Toda a gente vai precisar de apoio. E unidos os chefs serão mais fortes. Almoços a quatro mãos, mudanças de restaurantes, intercâmbios entre cidades e países são formas de despertar o interesse dos clientes, enriquecer a cultura gastronómica de cada restaurante e dinamizar os projectos. Da mesma forma, assistiremos ao crescimento do corporativismo de classe para resistir e lutar contra as adversidades, sejam do ponto de vista financeiro ou político.

  1. Aproveitamento de peças pouco nobres

As miudezas são uma tendência antiga, mas a isso juntar-se-ão peças menos valorizadas dos animais e, por isso, mais baratas. O lombo e a vazia são luxos de outros tempos e, diga-se, podem até ser um enjoo. Bochechas de vitela, focinho de porco, pernis e cachaços, quando bem trabalhados, são bons e baratos — dois qualificativos importantes para enfrentar a crise.

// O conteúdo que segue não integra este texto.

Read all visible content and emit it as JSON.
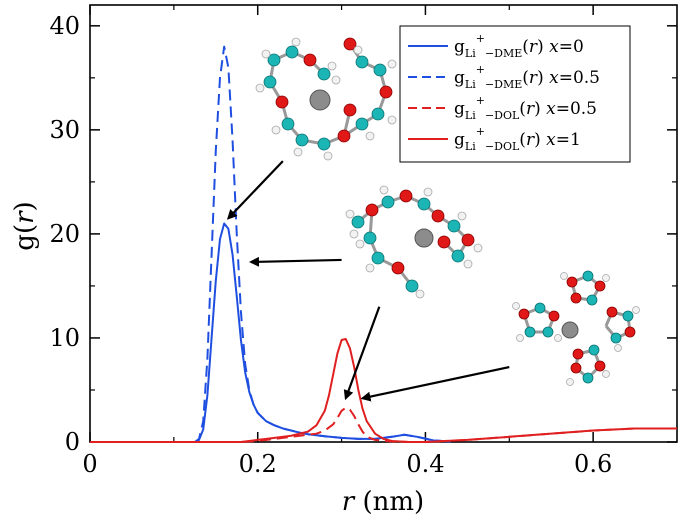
{
  "chart_data": {
    "type": "line",
    "title": "",
    "xlabel_var": "r",
    "xlabel_unit": " (nm)",
    "ylabel_main": "g(",
    "ylabel_var": "r",
    "ylabel_end": ")",
    "xlim": [
      0,
      0.7
    ],
    "ylim": [
      0,
      42
    ],
    "xticks": [
      0,
      0.2,
      0.4,
      0.6
    ],
    "xtick_labels": [
      "0",
      "0.2",
      "0.4",
      "0.6"
    ],
    "yticks": [
      0,
      10,
      20,
      30,
      40
    ],
    "ytick_labels": [
      "0",
      "10",
      "20",
      "30",
      "40"
    ],
    "legend_position": "top-right",
    "series": [
      {
        "name": "g_{Li+-DME}(r) x=0",
        "legend": {
          "g": "g",
          "sub": "Li",
          "sup": "+",
          "sub2": "−DME",
          "r": "(r)",
          "x": "x",
          "val": "=0"
        },
        "color": "#1f4fe0",
        "dash": "solid",
        "x": [
          0.125,
          0.13,
          0.135,
          0.14,
          0.145,
          0.15,
          0.155,
          0.16,
          0.165,
          0.17,
          0.175,
          0.18,
          0.185,
          0.19,
          0.195,
          0.2,
          0.21,
          0.22,
          0.23,
          0.24,
          0.25,
          0.26,
          0.28,
          0.3,
          0.32,
          0.34,
          0.36,
          0.375,
          0.39,
          0.41,
          0.43
        ],
        "y": [
          0,
          0.2,
          1.2,
          4.5,
          10,
          15.5,
          19.5,
          21,
          20.5,
          18,
          14,
          9.8,
          6.7,
          4.8,
          3.6,
          2.8,
          2,
          1.6,
          1.3,
          1.1,
          0.9,
          0.75,
          0.55,
          0.4,
          0.3,
          0.3,
          0.5,
          0.7,
          0.5,
          0.15,
          0.05
        ]
      },
      {
        "name": "g_{Li+-DME}(r) x=0.5",
        "legend": {
          "g": "g",
          "sub": "Li",
          "sup": "+",
          "sub2": "−DME",
          "r": "(r)",
          "x": "x",
          "val": "=0.5"
        },
        "color": "#1f4fe0",
        "dash": "dashed",
        "x": [
          0.125,
          0.13,
          0.135,
          0.14,
          0.145,
          0.15,
          0.155,
          0.16,
          0.165,
          0.17,
          0.175,
          0.18,
          0.185,
          0.19,
          0.195,
          0.2,
          0.21,
          0.22,
          0.23,
          0.24,
          0.25,
          0.26,
          0.28,
          0.3,
          0.32,
          0.34,
          0.36,
          0.375,
          0.39,
          0.41,
          0.43
        ],
        "y": [
          0,
          0.3,
          2,
          8,
          18,
          28,
          35,
          38,
          36,
          29,
          20,
          12.5,
          7.5,
          5,
          3.6,
          2.8,
          2,
          1.6,
          1.3,
          1.1,
          0.9,
          0.75,
          0.55,
          0.4,
          0.3,
          0.3,
          0.5,
          0.7,
          0.5,
          0.15,
          0.05
        ]
      },
      {
        "name": "g_{Li+-DOL}(r) x=0.5",
        "legend": {
          "g": "g",
          "sub": "Li",
          "sup": "+",
          "sub2": "−DOL",
          "r": "(r)",
          "x": "x",
          "val": "=0.5"
        },
        "color": "#e02020",
        "dash": "dashed",
        "x": [
          0,
          0.18,
          0.2,
          0.22,
          0.24,
          0.26,
          0.27,
          0.28,
          0.29,
          0.295,
          0.3,
          0.305,
          0.31,
          0.315,
          0.32,
          0.325,
          0.33,
          0.34,
          0.36,
          0.38,
          0.4,
          0.45,
          0.5,
          0.55,
          0.6,
          0.65,
          0.7
        ],
        "y": [
          0,
          0,
          0.1,
          0.3,
          0.5,
          0.7,
          0.8,
          1.1,
          1.7,
          2.3,
          3.0,
          3.3,
          3.1,
          2.5,
          1.7,
          1.0,
          0.5,
          0.2,
          0.05,
          0,
          0,
          0.2,
          0.5,
          0.8,
          1.1,
          1.3,
          1.3
        ]
      },
      {
        "name": "g_{Li+-DOL}(r) x=1",
        "legend": {
          "g": "g",
          "sub": "Li",
          "sup": "+",
          "sub2": "−DOL",
          "r": "(r)",
          "x": "x",
          "val": "=1"
        },
        "color": "#e02020",
        "dash": "solid",
        "x": [
          0,
          0.18,
          0.2,
          0.22,
          0.24,
          0.26,
          0.27,
          0.28,
          0.285,
          0.29,
          0.295,
          0.3,
          0.305,
          0.31,
          0.315,
          0.32,
          0.325,
          0.33,
          0.34,
          0.35,
          0.36,
          0.38,
          0.4,
          0.45,
          0.5,
          0.55,
          0.6,
          0.65,
          0.7
        ],
        "y": [
          0,
          0,
          0.2,
          0.4,
          0.6,
          1.0,
          1.6,
          3.0,
          4.5,
          6.5,
          8.5,
          9.8,
          9.9,
          9.0,
          7.2,
          5.0,
          3.2,
          2.0,
          0.8,
          0.3,
          0.1,
          0,
          0,
          0.2,
          0.5,
          0.8,
          1.1,
          1.3,
          1.3
        ]
      }
    ],
    "annotations": [
      {
        "name": "arrow-dme-x05",
        "from": [
          0.23,
          27
        ],
        "to": [
          0.165,
          21.5
        ]
      },
      {
        "name": "arrow-dme-x0",
        "from": [
          0.3,
          17.5
        ],
        "to": [
          0.192,
          17.3
        ]
      },
      {
        "name": "arrow-dol-x05",
        "from": [
          0.345,
          13
        ],
        "to": [
          0.305,
          4.2
        ]
      },
      {
        "name": "arrow-dol-x1",
        "from": [
          0.5,
          7.2
        ],
        "to": [
          0.325,
          4.2
        ]
      }
    ]
  }
}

  1. Menos serviço de mesa

Já se notou em 2020, quando os restaurantes começaram a cortar custos. Vai-se notar mais ainda. Veremos menos empregados a servir e seremos cada vez mais nós próprios a tratar do nosso prato. Eis mais um desafio ao formato dos restaurantes, que vão ter de encontrar formas seguras e confortáveis de self service.

  1. Cozinha por Zoom

Depois da Covid-19, mesmo quando a vida normalizar, a perspectiva é que a sociedade continue receosa de grandes aglomerações onde um vírus, este ou qualquer outro, se possa disseminar rapidamente. Daí que os cursos por Zoom ou outro tipo de plataforma para videoconferências tenham vindo para ficar, nomeadamente os cursos de cozinha. Os chefs portugueses parecem ainda não ter acordado para esta realidade, mas isso deverá acontecer muito em breve.

  1. Wine bars online

Outra forma de evasão e entretenimento são as provas de vinho em casa. Já um sucesso em 2020, voltarão em força, cada vez mais profissionalizadas e com kits de garrafas cada vez melhores. Falta o balcão do bar e as piadas do barman, mas não faltará bebida.

  1. Foco nas mulheres e nas questões raciais

Em todo o mundo, mas sobretudo nos EUA, a igualdade de género e o racismo dentro das cozinhas têm sido temas cada vez mais tratados. Por cá não é diferente, com o Congresso dos Cozinheiros e a equipa das Edições do Gosto a liderar uma campanha que pretende dar mais notoriedade às cozinheiras portuguesas e às diferentes raças que contribuem para a gastronomia em Portugal.

  1. Respeito nas cozinhas

Não vão assim tão longe os tempos em que a figura tipo do chef era um macho agressivo e prepotente. Há muitos, ainda, alguns bem conhecidos. Para esses, contudo, vai ser cada vez mais difícil garantir que os maus tratos ficam no silêncio das quatro paredes das cozinhas. Um pouco por todo o mundo, os cozinheiros e as cozinheiras, nomeadamente as vítimas de assédio sexual, começaram já falar. Em Portugal, a catarse colectiva estará iminente.